Manchmal lenkt der Blick in die Vergangenheit ab von einer trostlosen Gegenwart oder der Angst vor der Zukunft. Untergangs-Experten werten derzeit dagegen verzweifelt aus, was schlimmer ist: gestern, heute oder morgen. Heute bezahlen wir für eine verfehlte Energie- und Klimapolitik von gestern, weshalb wir auch morgen wieder in einer kaputtgesparten Bahn schwitzen werden, weil der vorausfahrende Zug Verspätung hat.

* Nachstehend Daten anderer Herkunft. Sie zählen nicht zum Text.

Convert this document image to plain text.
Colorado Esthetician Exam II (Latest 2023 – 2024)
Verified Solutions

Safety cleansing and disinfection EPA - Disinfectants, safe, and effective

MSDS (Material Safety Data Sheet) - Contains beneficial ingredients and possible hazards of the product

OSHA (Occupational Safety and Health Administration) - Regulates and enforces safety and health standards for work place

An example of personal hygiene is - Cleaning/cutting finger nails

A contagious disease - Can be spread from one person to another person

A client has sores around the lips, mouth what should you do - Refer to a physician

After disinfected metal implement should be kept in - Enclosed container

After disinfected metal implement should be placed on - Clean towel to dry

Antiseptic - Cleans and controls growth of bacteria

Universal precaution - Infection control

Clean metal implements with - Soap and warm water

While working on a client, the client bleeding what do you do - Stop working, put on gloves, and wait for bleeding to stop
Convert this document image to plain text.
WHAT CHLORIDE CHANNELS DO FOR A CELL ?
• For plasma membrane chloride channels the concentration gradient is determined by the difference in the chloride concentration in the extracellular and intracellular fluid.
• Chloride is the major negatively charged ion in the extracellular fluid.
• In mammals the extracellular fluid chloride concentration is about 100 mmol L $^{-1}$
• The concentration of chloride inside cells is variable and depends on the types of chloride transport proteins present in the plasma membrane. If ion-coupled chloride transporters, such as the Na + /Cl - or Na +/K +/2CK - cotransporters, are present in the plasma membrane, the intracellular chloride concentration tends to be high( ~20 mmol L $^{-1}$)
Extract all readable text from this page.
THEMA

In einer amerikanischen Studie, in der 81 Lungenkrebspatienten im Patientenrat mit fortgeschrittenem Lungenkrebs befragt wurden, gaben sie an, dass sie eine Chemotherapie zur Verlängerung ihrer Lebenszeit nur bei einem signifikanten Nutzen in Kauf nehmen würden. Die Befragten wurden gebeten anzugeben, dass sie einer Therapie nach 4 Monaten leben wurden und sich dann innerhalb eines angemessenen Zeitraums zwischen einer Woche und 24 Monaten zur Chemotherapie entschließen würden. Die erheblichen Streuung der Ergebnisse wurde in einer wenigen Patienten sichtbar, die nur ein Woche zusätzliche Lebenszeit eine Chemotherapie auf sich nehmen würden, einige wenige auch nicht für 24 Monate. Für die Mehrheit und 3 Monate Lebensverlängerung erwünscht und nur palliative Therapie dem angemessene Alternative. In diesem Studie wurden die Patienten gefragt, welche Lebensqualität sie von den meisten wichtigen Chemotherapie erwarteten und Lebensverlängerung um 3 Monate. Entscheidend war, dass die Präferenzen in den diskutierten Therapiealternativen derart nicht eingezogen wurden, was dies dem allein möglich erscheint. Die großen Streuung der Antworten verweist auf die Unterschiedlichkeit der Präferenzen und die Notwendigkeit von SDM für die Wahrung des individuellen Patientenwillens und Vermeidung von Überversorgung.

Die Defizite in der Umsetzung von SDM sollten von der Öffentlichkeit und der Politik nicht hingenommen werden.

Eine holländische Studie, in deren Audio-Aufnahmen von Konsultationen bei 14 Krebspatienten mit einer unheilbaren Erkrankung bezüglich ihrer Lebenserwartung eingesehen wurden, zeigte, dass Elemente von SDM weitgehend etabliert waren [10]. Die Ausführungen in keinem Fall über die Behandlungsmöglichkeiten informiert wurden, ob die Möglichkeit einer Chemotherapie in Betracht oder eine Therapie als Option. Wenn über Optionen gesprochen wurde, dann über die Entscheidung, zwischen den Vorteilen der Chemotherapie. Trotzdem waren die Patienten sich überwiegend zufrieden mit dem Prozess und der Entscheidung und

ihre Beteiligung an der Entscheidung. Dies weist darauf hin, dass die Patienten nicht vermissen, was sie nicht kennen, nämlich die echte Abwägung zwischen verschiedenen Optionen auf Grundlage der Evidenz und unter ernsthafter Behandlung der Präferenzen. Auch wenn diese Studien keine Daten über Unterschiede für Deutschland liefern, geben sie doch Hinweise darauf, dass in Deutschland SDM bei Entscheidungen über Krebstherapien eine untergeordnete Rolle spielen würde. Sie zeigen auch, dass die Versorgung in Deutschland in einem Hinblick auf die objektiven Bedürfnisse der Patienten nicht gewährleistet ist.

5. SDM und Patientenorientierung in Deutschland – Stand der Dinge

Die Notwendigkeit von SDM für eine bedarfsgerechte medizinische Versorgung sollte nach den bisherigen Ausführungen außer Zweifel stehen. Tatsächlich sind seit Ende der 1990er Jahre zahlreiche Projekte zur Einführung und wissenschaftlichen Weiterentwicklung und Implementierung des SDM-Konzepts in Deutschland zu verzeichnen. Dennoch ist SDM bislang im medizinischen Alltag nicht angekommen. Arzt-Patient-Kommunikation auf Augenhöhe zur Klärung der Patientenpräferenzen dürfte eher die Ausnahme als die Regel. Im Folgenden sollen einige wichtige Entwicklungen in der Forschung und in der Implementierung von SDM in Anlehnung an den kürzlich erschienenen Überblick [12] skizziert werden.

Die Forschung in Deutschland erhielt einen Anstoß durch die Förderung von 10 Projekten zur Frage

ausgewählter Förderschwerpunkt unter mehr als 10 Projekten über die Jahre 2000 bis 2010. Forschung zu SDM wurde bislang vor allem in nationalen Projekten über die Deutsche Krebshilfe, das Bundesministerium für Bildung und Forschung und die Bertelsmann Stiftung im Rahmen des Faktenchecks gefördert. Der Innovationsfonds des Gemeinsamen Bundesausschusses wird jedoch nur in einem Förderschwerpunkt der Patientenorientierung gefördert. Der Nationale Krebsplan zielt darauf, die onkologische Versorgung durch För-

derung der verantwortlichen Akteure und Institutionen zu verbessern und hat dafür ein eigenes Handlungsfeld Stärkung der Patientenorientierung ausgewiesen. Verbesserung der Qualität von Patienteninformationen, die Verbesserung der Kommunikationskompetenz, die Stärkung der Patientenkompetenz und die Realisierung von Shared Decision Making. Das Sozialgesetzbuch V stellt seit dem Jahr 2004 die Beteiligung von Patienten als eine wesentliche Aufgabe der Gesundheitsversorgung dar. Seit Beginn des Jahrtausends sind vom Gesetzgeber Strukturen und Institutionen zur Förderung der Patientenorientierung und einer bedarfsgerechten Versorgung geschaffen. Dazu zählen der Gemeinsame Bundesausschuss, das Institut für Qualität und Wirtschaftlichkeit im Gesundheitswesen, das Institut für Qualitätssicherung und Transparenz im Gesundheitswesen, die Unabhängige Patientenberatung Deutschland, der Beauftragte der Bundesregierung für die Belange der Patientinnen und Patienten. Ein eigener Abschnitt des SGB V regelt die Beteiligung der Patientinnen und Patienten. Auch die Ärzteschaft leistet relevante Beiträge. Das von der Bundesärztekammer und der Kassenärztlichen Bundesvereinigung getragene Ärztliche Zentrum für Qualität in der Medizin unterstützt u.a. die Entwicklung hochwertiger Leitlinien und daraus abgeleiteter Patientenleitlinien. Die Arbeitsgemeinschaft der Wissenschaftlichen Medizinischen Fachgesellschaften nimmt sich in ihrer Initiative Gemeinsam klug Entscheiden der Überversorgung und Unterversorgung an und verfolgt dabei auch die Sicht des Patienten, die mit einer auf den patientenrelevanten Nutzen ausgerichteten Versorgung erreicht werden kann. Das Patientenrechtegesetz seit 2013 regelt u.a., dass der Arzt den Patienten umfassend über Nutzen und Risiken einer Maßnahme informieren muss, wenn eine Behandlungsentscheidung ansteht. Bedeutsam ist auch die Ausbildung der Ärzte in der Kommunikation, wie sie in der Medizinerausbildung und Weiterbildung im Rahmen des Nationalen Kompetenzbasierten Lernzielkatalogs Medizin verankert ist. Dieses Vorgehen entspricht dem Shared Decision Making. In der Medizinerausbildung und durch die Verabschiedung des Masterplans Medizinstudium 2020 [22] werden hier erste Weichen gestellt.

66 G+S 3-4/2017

Angesichts der aktuell hohen Corona-Fallzahlen freut man sich schon jetzt auf den nächsten Pandemie-Winter ohne Plan. Gesundheitsminister Lauterbach hat die Entwicklung eines jeden Talkshow-Popstars mitgemacht, der auf dem Weg von der Opposition in die Regierung gezähmt wurde: Gestartet als Tiger, gelandet als vierfach geimpfter Bettvorleger.
Von Musik begleiteter Eskapismus hilft gegen Trübsal. Sehr beruhigend sind zum Beispiel die Techno-Sets von von Dominik Eulberg, in denen Vogelstimmen eine Rolle spielen. Ein Gespräch mit ihm ist dagegen auch nicht sehr motivierend. Den Klimawandel erachtet der studierte Biologe und Fledermaus-Botschafter nicht als größte Gefahr für die Menschheit. Ein paar von uns könnten mit Sicherheit am Nordpol überleben, sagt Eulberg. Vorteil: Ein Iglu ist auch ohne gedrosseltes Gas aus Russland schon erfrischend kalt.
Eulberg hat dagegen Angst vor dem Artensterben. Deshalb verbindet er seine Techno-Sets im Club gerne mit einem Plädoyer für Artenvielfalt. Nach seinen Auftritten bittet er Clubgänger im Morgengrauen auf Vogelstimmenwanderung. „Wenn man weiß, wie der Bass scheppern muss, erreicht man das Publikum ganz anders“, sagt Eulberg.
Seine Kernbotschaft: „Wenn das Ökosystem zusammenbricht, können wir uns nicht von Steinen ernähren.“ Der World Wide Fund For Nature (WWF) warnt: „Wir befinden uns heute im größten Artensterben seit dem Ende der Dinosaurierzeit vor 65 Millionen Jahren. Ein Viertel der Säugetierarten, jede achte Vogelart sowie 40 Prozent der Amphibienarten sind bedroht.“
Nach dem Gesetz der Serie, wonach die schlechten Nachrichten seit Ausbruch der Corona-Pandemie im Wochentakt vermeldet werden, würde es nicht verwundern, wenn demnächst ein kleiner Meteorit am Abendhimmel erscheinen würde – auf direktem Kollisionskurs mit der Erde. Wenigstens hätten wir dann ein adäquates Logo für unsere Weltuntergangssekte.